Drawdown is the maximum loss your funded account can sustain before it is automatically closed. Every prop firm sets a drawdown limit — typically 6–10% for Forex firms and 3–6% for futures firms — and if your account falls below that threshold it's breached. The three types of drawdown are static (floor never moves), EOD trailing (floor updates once per day at session close), and intraday trailing (floor updates in real time on every tick).

What is the difference between static and trailing drawdown?

Static drawdown has a fixed floor that never moves. As you profit, your buffer between your current balance and the floor grows — making the account more secure over time. Trailing drawdown follows your profits upward. As you make money, the floor rises with you — your buffer stays roughly constant regardless of how profitable you are. Static is more forgiving for all trading styles except those that specifically benefit from the higher maximum drawdown room trailing accounts sometimes offer.

What is EOD trailing drawdown and how is it different from intraday trailing?

EOD trailing drawdown only updates the floor once per day at session close, based on your closed balance. Intraday movements — including unrealised profits on open positions — are invisible to the EOD calculation. Intraday trailing updates the floor in real time on every tick, including unrealised profits. This means an intraday trailing account can breach on a winning trade if the price hits a new equity high and then pulls back below the new floor — even if you're still in profit overall.

What is the drawdown floor lock?

On EOD trailing accounts at firms like TopOne Futures, the floor stops moving permanently once it reaches the account's starting balance plus $100. This is the floor lock. After the lock, the account behaves like a static drawdown — the floor is fixed regardless of future profit growth. Reaching the floor lock point is the most important strategic milestone on an EOD trailing account.

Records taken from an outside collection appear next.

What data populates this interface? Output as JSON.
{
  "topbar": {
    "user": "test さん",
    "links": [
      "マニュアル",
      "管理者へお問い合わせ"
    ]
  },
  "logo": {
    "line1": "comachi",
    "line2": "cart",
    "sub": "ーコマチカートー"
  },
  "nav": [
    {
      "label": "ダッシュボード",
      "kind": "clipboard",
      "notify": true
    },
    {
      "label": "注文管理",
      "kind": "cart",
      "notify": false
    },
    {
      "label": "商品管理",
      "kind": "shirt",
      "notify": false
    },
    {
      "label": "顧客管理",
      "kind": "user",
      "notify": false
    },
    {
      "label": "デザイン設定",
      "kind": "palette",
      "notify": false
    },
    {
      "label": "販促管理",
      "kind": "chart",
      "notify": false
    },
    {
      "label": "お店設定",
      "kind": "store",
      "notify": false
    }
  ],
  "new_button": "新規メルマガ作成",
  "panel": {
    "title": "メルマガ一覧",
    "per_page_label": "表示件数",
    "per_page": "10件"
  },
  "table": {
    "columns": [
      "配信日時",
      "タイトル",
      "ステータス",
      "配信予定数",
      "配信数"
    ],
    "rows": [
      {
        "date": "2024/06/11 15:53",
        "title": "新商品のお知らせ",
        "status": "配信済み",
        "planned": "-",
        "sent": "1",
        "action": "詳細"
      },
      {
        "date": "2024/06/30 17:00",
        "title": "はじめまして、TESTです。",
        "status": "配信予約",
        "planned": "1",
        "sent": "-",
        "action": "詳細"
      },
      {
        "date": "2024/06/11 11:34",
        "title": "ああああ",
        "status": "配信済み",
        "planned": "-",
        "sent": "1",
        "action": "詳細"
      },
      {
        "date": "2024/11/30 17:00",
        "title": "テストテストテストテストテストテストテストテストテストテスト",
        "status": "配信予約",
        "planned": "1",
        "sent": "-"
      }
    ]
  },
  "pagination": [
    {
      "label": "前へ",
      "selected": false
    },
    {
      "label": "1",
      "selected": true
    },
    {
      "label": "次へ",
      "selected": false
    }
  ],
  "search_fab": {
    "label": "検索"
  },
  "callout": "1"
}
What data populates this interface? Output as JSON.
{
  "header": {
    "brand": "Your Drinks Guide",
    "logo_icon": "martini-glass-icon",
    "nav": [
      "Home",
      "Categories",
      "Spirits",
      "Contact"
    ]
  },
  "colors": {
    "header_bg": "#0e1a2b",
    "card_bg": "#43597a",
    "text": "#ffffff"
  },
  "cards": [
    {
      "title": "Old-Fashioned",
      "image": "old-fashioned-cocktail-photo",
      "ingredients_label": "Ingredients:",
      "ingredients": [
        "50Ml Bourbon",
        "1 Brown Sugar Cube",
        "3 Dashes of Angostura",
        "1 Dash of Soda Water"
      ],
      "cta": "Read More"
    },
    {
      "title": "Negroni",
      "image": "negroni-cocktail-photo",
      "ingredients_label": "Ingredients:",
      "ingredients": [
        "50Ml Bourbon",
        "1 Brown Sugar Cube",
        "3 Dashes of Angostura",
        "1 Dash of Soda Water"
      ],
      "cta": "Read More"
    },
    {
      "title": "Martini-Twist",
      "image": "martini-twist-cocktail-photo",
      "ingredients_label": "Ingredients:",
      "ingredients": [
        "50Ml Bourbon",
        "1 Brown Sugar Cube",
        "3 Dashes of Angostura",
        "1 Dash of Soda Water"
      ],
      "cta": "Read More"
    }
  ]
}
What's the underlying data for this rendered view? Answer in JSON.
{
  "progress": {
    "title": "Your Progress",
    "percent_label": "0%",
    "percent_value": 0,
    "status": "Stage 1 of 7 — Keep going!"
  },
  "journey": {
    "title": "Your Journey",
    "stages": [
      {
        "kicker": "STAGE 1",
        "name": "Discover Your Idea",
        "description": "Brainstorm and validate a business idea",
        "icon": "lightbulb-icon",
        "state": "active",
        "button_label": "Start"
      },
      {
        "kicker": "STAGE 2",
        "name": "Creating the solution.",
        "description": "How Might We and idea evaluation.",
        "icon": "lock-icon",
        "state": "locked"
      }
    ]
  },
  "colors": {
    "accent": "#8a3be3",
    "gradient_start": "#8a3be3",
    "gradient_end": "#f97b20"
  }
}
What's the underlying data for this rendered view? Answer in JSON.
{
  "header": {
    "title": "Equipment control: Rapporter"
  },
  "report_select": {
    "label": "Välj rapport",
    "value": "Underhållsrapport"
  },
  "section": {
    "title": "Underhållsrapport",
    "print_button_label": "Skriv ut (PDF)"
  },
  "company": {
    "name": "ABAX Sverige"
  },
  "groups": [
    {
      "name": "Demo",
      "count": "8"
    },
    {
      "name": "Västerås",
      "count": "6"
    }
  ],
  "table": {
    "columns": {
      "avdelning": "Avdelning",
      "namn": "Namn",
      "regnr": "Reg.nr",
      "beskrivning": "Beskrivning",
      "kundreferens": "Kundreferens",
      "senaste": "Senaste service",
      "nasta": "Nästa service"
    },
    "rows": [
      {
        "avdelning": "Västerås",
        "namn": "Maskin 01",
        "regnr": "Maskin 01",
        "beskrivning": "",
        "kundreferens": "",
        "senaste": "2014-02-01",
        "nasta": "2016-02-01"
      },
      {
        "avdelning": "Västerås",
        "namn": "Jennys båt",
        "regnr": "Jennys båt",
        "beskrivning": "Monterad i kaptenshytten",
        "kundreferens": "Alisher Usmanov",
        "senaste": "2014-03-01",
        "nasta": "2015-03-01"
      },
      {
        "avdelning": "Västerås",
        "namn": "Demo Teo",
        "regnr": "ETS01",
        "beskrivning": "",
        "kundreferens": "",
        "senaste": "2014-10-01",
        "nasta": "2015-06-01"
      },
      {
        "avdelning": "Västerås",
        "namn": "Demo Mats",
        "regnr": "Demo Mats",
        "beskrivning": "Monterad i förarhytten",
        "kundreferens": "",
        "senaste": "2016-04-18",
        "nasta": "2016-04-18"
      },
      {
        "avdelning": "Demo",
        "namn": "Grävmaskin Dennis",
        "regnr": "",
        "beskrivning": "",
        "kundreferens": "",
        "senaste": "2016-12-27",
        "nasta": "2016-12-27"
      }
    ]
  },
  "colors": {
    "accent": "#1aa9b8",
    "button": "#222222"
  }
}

What is the daily loss limit and is it different from max drawdown?

Yes — they are separate rules. The max drawdown is a cumulative limit (how much you can lose in total). The daily loss limit (DLL) is a session limit — how much you can lose in a single trading day. Breaching the DLL closes the account (or pauses it for the day on soft-pause firms) regardless of how much buffer remains in the max drawdown. Most Forex prop firms set the DLL at 4–5%. Most futures firms set it at 2–2.5%.

Which prop firm has the most forgiving drawdown rules?

For Forex/CFD trading, FTMO and FundedNext both use static balance-based drawdown — the most forgiving structure available. FundedNext's Stellar 2-Step offers 10% static max drawdown with a 5% daily loss limit. For futures trading, TopOne Futures' Elite, Instant Sim, and Ignite accounts use EOD trailing with a soft daily loss pause (not a hard breach) and a floor lock mechanism — the most trader-friendly futures drawdown structure of any firm we review.

Can a profitable trade cause a drawdown breach?

On an intraday trailing drawdown account — yes. If your unrealised equity reaches a new high during an open trade, the floor immediately moves up to reflect that peak. If the trade then pulls back and your equity falls below the new floor — even if you're still in overall profit — the account is breached. This is the primary failure mode on intraday trailing accounts and the reason they require more aggressive partial-taking and stop management than EOD or static accounts.